Second, the business of the House of Commons is adversarial. Government and opposition confront each other across the chamber - and most women prefer jaw-jaw to war-war.

Behaviour in the chamber might change dramatically if the number of women MPs were to increase substantially. But I suspect that some of the women prefer the House of Commons as it is. And why not? It's seductive. It's comfortable. It's clubby. It's old.

Conservative women MPs usually arrive at the House with some business experience and take this locker- room mentality for granted. They feel comfortable with what are assumed to be 'male' issues, such as Europe and economic policy.
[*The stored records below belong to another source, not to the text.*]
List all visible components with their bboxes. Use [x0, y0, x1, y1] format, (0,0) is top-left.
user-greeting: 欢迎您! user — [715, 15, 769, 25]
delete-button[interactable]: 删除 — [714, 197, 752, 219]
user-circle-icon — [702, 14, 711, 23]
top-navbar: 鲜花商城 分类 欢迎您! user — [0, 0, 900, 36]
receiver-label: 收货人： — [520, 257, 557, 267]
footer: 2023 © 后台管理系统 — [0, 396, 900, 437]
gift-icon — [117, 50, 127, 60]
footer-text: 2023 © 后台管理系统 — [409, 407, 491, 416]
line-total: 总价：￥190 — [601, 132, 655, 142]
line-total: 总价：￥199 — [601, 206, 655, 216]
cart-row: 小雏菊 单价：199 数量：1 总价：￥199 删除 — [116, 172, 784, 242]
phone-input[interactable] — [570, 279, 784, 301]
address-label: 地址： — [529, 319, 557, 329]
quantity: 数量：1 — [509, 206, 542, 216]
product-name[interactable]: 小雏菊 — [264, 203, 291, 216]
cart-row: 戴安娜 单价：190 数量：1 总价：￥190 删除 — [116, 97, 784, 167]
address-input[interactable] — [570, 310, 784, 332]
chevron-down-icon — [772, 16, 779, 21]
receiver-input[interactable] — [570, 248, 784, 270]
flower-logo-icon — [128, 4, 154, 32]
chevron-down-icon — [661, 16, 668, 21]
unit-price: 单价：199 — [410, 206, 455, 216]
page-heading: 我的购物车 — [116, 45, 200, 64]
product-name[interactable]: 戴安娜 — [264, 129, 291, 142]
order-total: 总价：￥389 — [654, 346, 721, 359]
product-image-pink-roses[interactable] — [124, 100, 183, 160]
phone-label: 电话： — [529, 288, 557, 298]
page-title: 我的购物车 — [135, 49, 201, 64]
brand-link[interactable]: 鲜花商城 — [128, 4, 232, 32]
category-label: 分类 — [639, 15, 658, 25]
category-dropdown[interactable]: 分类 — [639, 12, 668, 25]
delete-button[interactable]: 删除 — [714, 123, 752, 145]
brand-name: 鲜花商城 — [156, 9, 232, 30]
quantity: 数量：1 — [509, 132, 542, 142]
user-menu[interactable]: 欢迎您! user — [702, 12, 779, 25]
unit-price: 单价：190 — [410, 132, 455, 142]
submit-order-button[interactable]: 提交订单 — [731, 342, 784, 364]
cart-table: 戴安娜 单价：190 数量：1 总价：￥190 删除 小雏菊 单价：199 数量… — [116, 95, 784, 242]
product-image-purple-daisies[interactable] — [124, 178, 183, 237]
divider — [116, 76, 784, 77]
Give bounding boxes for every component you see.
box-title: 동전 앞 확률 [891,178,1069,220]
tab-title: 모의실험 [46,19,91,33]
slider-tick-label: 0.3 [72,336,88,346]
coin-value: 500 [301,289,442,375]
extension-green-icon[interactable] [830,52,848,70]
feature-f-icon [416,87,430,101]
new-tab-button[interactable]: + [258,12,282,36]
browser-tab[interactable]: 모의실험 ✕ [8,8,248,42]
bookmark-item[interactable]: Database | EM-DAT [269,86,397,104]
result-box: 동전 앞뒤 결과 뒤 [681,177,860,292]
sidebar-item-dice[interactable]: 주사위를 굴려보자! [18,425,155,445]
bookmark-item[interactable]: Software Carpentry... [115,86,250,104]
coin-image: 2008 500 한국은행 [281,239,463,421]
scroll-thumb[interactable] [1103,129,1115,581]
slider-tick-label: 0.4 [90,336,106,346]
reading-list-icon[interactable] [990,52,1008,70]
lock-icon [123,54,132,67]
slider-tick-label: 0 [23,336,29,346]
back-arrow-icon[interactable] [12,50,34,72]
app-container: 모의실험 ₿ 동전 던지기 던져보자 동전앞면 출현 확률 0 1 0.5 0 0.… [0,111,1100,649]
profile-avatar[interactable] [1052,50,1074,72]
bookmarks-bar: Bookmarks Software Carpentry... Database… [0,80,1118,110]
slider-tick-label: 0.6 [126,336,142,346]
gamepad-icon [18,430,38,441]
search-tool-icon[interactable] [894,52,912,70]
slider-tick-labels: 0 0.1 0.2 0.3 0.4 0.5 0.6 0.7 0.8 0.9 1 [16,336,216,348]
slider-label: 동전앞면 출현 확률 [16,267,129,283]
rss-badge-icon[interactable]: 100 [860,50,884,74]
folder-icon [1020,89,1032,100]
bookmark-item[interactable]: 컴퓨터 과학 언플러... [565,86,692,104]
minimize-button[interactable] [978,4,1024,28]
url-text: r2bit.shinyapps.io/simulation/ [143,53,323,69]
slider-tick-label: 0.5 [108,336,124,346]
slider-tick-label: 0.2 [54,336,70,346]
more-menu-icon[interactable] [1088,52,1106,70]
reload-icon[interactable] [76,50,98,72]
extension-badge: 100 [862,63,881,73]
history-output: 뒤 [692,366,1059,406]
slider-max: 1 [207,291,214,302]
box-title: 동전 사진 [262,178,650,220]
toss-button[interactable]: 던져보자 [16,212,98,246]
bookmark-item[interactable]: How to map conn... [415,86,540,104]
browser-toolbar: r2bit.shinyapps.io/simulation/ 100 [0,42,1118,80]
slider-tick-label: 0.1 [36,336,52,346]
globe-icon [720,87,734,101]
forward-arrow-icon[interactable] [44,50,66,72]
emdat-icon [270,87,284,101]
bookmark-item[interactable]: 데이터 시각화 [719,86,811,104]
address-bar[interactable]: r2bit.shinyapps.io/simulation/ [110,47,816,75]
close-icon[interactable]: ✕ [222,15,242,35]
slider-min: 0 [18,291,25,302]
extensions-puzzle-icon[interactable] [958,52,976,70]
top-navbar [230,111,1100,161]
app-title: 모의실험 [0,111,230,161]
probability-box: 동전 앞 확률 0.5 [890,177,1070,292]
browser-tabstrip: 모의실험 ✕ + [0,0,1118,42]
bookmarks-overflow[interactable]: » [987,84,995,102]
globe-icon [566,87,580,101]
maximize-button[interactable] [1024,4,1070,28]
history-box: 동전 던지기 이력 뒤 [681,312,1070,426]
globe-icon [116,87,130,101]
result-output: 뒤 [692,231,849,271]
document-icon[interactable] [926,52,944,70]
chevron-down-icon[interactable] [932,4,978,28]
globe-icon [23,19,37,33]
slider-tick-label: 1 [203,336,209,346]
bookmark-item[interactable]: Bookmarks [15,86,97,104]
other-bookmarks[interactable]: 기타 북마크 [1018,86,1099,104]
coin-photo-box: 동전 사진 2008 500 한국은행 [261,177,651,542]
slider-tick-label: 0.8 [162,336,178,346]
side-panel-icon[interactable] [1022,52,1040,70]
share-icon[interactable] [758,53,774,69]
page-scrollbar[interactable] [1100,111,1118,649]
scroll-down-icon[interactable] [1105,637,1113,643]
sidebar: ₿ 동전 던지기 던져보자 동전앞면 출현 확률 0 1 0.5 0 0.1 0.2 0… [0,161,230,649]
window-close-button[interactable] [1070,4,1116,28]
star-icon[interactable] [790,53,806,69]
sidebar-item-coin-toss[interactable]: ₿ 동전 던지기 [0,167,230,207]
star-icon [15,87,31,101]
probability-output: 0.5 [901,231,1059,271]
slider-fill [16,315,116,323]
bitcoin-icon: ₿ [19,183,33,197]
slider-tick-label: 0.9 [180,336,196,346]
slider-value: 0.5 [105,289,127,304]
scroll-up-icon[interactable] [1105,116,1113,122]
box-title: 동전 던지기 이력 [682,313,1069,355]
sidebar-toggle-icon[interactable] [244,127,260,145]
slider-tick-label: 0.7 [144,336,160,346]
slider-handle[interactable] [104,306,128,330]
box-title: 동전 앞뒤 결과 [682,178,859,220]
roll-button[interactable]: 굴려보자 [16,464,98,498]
So why don't women stand up in the chamber and speak on these subjects more often? Despite the fact that by the standards of most mortals, women MPs have already made it to the top, they are still modest, and quickly decide where their expertise lies. As a result, the set-piece debates are left to those with - and sometimes those without - experience and depth of knowledge.

Eschewing the debates on arms to Iraq and the ERM, women MPs save their 'quota' of speeches for more pressing and practical subjects, such as special educational needs, a debate in which six women and only 11 men spoke in the Commons last July.

Women's voices will be heard only when they are prepared to tackle the 'hard' subjects and persuade their male counterparts to take up 'soft' issues, such as child care and nursery education. But then the House of Commons wouldn't be the House of Commons, would it?